Posted by PicasaIn the little garden which surrounds the memorial statue of the painter, Santiago Rusinsol, there are always cats to photograph on meditate upon. This little one clearly wasn't here last year.

A girl walks past me protesting into her mobile: "Yer, but I want to marry him."

In the window of Brittens, the music shop, is a new Bechstein grand. A  magnificent, desirable object, replete with silent potential, I think, but not one desired by me, who has no room for it, and who could produce no useful sound from it.


CC said...

Curious, sweet and sleepy Kit and Mum.
I am a sucker for anything CAT.

Dave King said...

Curios - and enthralling - the way your apparently unrelated items spark off each other. Clever - like the best of the Haiku writers.

Unknown said...

CC I thought of you when I saw these two.

Dave Good to hear from you. Sometimes when these observations call for bevity and simplicity, I think that they are almost haikus. Once or twice, a 5-7-5 syllable aarrangement has occured by chance.

Lucy said...

Awww, sweet pusscats! (And remember, cats mean stats, what do cats mean...?)

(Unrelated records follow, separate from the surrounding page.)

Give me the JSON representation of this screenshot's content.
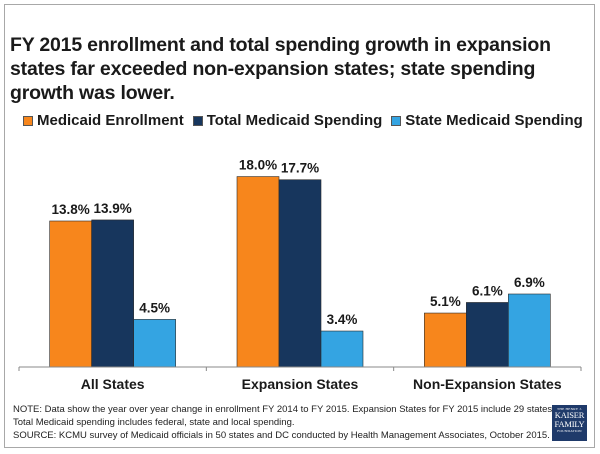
{
  "title": "FY 2015 enrollment and total spending growth in expansion states far exceeded non-expansion states; state spending growth was lower.",
  "legend": [
    {
      "label": "Medicaid Enrollment",
      "color": "#f7861c"
    },
    {
      "label": "Total Medicaid Spending",
      "color": "#17365d"
    },
    {
      "label": "State Medicaid Spending",
      "color": "#34a4e2"
    }
  ],
  "chart_data": {
    "type": "bar",
    "title": "FY 2015 enrollment and total spending growth in expansion states far exceeded non-expansion states; state spending growth was lower.",
    "xlabel": "",
    "ylabel": "",
    "ylim": [
      0,
      20
    ],
    "grid": false,
    "legend_position": "top",
    "categories": [
      "All States",
      "Expansion States",
      "Non-Expansion States"
    ],
    "series": [
      {
        "name": "Medicaid Enrollment",
        "color": "#f7861c",
        "values": [
          13.8,
          18.0,
          5.1
        ],
        "labels": [
          "13.8%",
          "18.0%",
          "5.1%"
        ]
      },
      {
        "name": "Total Medicaid Spending",
        "color": "#17365d",
        "values": [
          13.9,
          17.7,
          6.1
        ],
        "labels": [
          "13.9%",
          "17.7%",
          "6.1%"
        ]
      },
      {
        "name": "State Medicaid Spending",
        "color": "#34a4e2",
        "values": [
          4.5,
          3.4,
          6.9
        ],
        "labels": [
          "4.5%",
          "3.4%",
          "6.9%"
        ]
      }
    ]
  },
  "notes": {
    "line1": "NOTE: Data show the year over year change in enrollment FY 2014 to FY 2015. Expansion States for FY 2015 include 29 states.",
    "line2": "Total Medicaid spending includes federal, state and local spending.",
    "line3": "SOURCE: KCMU survey of Medicaid officials in 50 states and DC conducted by Health Management Associates, October 2015."
  },
  "logo": {
    "line1": "THE HENRY J.",
    "line2": "KAISER",
    "line3": "FAMILY",
    "line4": "FOUNDATION"
  }
}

The girls with the mobile matrimonia ambitions is funny as well.

Roderick Robinson said...

The great thing about a piano, or any other keyboard instrument, is that the notes are all there for you - they don't have to be created, as with a violin or a trumpet. Through sheer doggedness you can get through all the key changes in, say, "Lady is a tramp" and provided you have tolerant (or deaf) neighbours you can eventually stumble your way through to some kind of rendering of the melody. It is much harder to do this where you are simultaneously having to form the notes. I have always wanted a piano for this reason although have never had the space. I have looked into buying one of the piano's smaller brothers but size, alas, does not lead to lower prices. However, there is one caveat. If your musical incompetence has a rhythmic base, as mine has, the piano will not help. See my post, many moons ago, on the inherent difficulties of achieving the first line of "Get happy".

Roderick Robinson said...

Writing the above comment put my mind through the wringer and I Googled "Inexpensive keyboard instruments". Such things exist (starting as low as £32) but are, of course, electronic. So I now face an aesthetic (perhaps even a moral) conundrum. My apologies for conducting interior dialogues, of interest to no one else, on your blog.